THE ROLE OF INPUT IN LANGUAGE ACQUISITION: HOW CHILD-DIRECTED SPEECH VS. ADULT-DIRECTED SPEECH SHAPES EARLY VOCABULARY DEVELOPMENT IN CHILDREN
DOI:
https://doi.org/10.63878/jalt1584Keywords:
child-directed speech; adult-directed speech; vocabulary development; caregiver responsiveness; lexical diversity; conversational turns; longitudinal study.Abstract
Child early vocabulary development is largely dependent on the language input children are exposed to, but the relative roles played by child-directed speech (CDS) and adult-directed speech (ADS) are also a point of controversy. This longitudinal study with a duration of 12 months investigated whether the proportion of CDS to overheard ADS, and qualitative attributes of caregiver input was found to predict vocabulary development, both receptive and expressive, in 12-30-month-old children. The families were asked to record 2 home sessions of 60 minutes monthly in specific contexts (free play, mealtime, shared book reading) which were standardized. Tapes were transcribed and coded according to the addressee (CDS vs ADS), amount (tokens/min, utterance counts), quality (lexical diversity, mean length of utterance, repetition, labeling) and interactional (contingency, conversational turns, joint attention marks).

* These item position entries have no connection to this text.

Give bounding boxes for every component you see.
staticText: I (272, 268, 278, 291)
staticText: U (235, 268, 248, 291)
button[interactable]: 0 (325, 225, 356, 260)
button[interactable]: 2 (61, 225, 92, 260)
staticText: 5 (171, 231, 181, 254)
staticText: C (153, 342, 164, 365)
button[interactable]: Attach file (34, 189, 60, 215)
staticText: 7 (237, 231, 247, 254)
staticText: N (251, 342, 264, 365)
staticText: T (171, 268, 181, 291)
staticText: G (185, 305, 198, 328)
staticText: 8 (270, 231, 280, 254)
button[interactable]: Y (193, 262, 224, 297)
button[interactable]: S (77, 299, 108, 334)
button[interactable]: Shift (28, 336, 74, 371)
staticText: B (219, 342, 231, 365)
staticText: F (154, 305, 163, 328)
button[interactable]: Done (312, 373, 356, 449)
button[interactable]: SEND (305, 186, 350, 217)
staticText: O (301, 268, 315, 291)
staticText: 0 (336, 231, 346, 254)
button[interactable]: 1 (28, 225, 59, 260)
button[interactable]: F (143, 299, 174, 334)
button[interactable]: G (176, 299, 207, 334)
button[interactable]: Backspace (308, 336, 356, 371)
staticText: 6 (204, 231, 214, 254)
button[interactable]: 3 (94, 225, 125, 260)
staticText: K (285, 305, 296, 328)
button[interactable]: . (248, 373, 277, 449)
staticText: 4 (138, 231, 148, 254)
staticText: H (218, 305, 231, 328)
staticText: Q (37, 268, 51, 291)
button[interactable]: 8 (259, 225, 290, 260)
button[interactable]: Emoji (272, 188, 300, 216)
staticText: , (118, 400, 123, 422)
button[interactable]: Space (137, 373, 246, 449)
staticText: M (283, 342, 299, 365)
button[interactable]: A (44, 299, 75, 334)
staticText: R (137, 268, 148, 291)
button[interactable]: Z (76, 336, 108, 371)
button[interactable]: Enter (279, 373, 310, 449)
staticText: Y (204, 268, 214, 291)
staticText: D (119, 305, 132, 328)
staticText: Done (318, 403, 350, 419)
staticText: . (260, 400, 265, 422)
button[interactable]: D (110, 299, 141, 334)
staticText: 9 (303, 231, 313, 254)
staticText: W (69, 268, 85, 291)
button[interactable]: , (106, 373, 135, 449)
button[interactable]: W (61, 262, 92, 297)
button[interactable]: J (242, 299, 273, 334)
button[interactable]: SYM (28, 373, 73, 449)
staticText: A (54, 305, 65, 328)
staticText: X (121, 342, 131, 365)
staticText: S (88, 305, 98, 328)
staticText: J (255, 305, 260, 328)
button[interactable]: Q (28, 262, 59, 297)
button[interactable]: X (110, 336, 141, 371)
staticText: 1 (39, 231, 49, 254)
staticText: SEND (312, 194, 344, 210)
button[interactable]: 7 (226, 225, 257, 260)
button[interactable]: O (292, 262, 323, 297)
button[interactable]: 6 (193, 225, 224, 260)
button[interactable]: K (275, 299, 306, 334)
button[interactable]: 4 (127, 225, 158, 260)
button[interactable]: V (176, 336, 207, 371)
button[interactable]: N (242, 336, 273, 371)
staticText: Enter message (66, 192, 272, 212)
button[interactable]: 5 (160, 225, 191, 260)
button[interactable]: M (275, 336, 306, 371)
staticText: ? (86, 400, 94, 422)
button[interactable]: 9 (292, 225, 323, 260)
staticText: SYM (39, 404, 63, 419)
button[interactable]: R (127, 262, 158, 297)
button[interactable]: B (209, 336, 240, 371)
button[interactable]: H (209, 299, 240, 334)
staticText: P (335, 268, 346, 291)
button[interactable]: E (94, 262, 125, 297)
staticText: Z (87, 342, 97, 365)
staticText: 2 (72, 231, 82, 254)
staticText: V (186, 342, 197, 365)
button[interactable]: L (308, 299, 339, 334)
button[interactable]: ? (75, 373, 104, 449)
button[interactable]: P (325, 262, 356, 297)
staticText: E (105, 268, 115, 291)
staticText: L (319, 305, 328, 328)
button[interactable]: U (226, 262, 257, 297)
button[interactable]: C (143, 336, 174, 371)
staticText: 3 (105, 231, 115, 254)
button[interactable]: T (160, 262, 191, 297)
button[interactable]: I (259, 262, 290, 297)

The mixed-effects growth models depicted strong vocabulary growth over time. An increased percentage of CDS was related to more expressive vocabulary increases whereas contingent caregiver responding further intensified expressive increases. In the case of receptive vocabulary, the biggest predictor of growth was lexical diversity, and the CDS effects were relatively insignificant. The results are in favor of an interactionist explanation where vocabulary learning is facilitated by direct address and social contingence of input, and by learning more variety of word types. Findings indicate that there are practical caregiver and early-education intervention goals: more child-directed talk, more contingent responsiveness and more lexical diversity in daily events.